Saturday 13 July 2013

The East




Eastern Promise

The East
2013 USA/UK
Directed by Zal Batmanglij
Playing at cinemas now.

Warning: Light spoilers in this one.

Okay. So I’m gonna find it hard going constructing a review for this particular film because The East, as it turns out, is almost a perfect movie going experience. A film of some small but not insubstantial power and put together with a kind of European sensitivity, applied to an almost Hollywood package.

Now I’ve seen this movie described as a thriller or an eco thriller by a number of people but, to be honest, although there are a few sequences of tension scattered throughout the whole shenanigans, it has to be said that it’s more of an environmental awareness and bonding movie which just happens to use some of the trappings of the post-forties thriller movie within its chemical make-up, to hang a narrative around the central idea of a main protagonist whose world view changes when she comes into close contact with, for want of a better terminology, a bunch of eco terrorists.

The main protagonist, Sarah (played by Brit Marling), is an undercover spy for a big private security firm (the type of firm who are kind of on a level with the FBI etc) and her job is to find a new eco terrorist threat group called The East and penetrate them to a level where she can gain intelligence (and possibly avert disaster) for some of her boss’ high level clients. As such, all the common spy gimmicks like false cover phone numbers, hidden shoe phones and the like are employed, quite neatly and pretty much unobtrusively, as it happens, throughout the main narrative thrust of the movie. I can see why these kinds of tropes were used, to be honest. Modern audiences are more likely to go see a movie which claims to be a thriller rather than a huggy, clean environment cult movie... so that kind of misdirection gets my vote. I only saw the movie, to be honest, because I’d actually seen the trailer for it (for once) and I loved what I was seeing... though again, the trailer is pretty much mostly culled from the first five minutes of the movie and makes it look much more of a documentary than it actually is.

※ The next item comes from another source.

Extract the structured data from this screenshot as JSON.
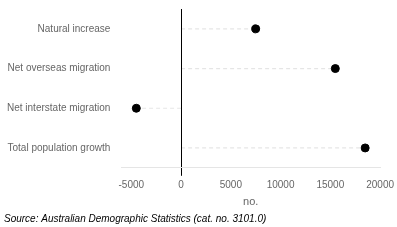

The direction is assured and the editing superb. Combining a variety of styles to give it the cinema verite feel it lacks in actual content, ranging from slow but hand held camera work to fast cuts and a series of montage sequences comprising still photographs taking relevant points to tell its... well story is probably not the right word here, but certainly it gives you a sense of what the director wants you to get into your head.

The performances are also absolutely amazing, with Brit Marling being outstanding and ably backed up by Alexander Skarsgard (who really is becoming as much of a name as his famous dad), Ellen Page, Toby Kebbell and, my real main reason for seeing this film, Patricia Clarkson, who does an excellent job in, sadly, only a few scenes scattered throughout the movie, as Sarah’s unflinching boss.

My two slight criticisms are as follows.

The movie at one point plays out the old “Parable Of The Long Spoons”... that’s the one where the people in Hell starve because they can’t work out what the people in Heaven, in exactly the same circumstances, have worked out... you can feed each other and get to the food. I’d be really surprised in this day and age if people are not familiar with this old story, which used to do the rounds everywhere, and so I found it odd that the drawn out sequence (which is a kind of task set as an initial indoctrination into The East) is kinda played for tension and surprise... when the solution is so obvious. Also, since the solution is so obvious, one wonders why a sophisticated employee of a security firm such as Sarah would not already know the solution to her predicament. This kind of stretched the plausibility of the character a little for me, it has to be said.

My only other gripe is with the narrative element of the film. It uses this thriller narrative to hook people into the real issues and that’s fair enough... but did it have to be so obvious a narrative? Honestly, as soon as the leader of the cult said that their would be three jams (aka terrorist hits) involving big companies, it seemed pretty obvious to me what the identity of the third company would turn out to be and the moral dilemma it would place on one of the central characters in the movie. However, the nice thing about the ending of the movie... the very ending after the leader of The East has fled the clutches of the FBI, is that the main protagonist presents you with a third narrative option that I didn’t really figure out. Don’t get me wrong, it’s no mind blowing twist or reveal... that’s not what this movie is about. But it is a nice option and makes for a slightly under-the-radar ending and certainly it helps elevate the movie to something I found really solid as opposed to relying on yet another structural cliché.

The East is a youth movie about the kinds of concerns that probably should be important to people. It’s message is sound and, if the character dynamics are a bit hackneyed, it doesn’t really matter because the execution of these clichés is, for the most part, impeccable. Definitely a solid watch and a strong recommendation from me. Head east if you want a slice of morality served up with your entertainment.